The key to a good turn is leaning your body into the curve, similar to how a cyclist leans into a corner. Your inside foot (the left foot, when rounding toward the right) should hit the inside edge of the bag. This lets you push off toward the next base without losing momentum to a wide, looping turn. You’ll naturally slow down slightly as you approach the base, then accelerate out of the turn, hitting your peak speed as you cross the next bag.
Choose the Right Cleats
Footwear traction has a larger impact on sprinting and change-of-direction performance than either shoe weight or forefoot stiffness. Research published in Scientific Reports found that when outsole traction was reduced by just 20%, athletes performed significantly worse in sprinting, jumping, and cutting tests. The mechanism is straightforward: better traction lets you lean harder into the ground and direct more of your force horizontally in the direction you want to go, rather than slipping and wasting energy.

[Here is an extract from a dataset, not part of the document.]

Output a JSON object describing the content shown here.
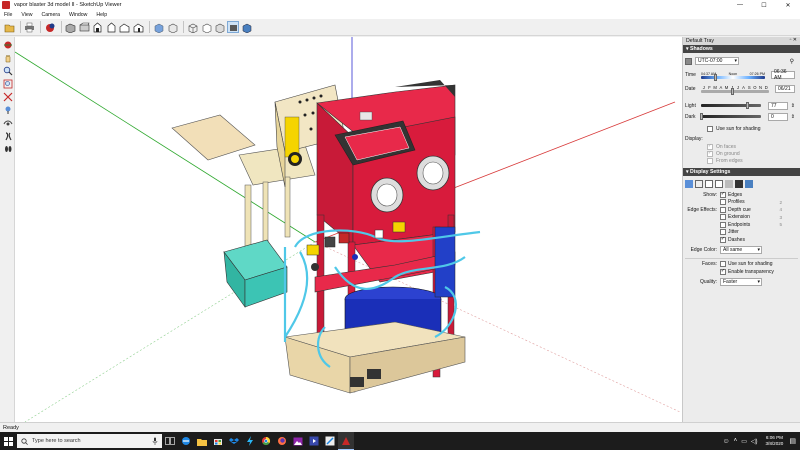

For baseball specifically, this means keeping your cleats in good condition and choosing a stud pattern suited to the surfaces you play on. Metal cleats generally provide better traction on dirt than molded rubber, which is why they’re standard at the college and professional level. On wet or soft fields, longer studs prevent slipping during your first few acceleration steps, where horizontal force production is most critical. If your cleats are worn down or you’re using indoor trainers on a grass or dirt field, you’re leaving speed on the table before you even work on technique.
Put It All Together in Practice
Speed improvement in baseball isn’t about one magic drill. It’s a combination of fixing your acceleration mechanics (forward lean, driving feet behind you, tighter knee tuck), building explosive power through squats, plyometrics, and resisted sprints, and practicing the sport-specific skills of stealing jumps, crossover steps, and efficient base rounding. Most players see the fastest gains from correcting their first three steps, since that’s where baseball players show the biggest mechanical gap compared to trained sprinters.
During the season, maintain your plyometric work at lower volumes and focus on reactive drills that keep your nervous system sharp. Save the heavy strength building for the offseason, and use the progression from low-intensity to high-intensity plyometrics to peak your explosiveness before games start counting.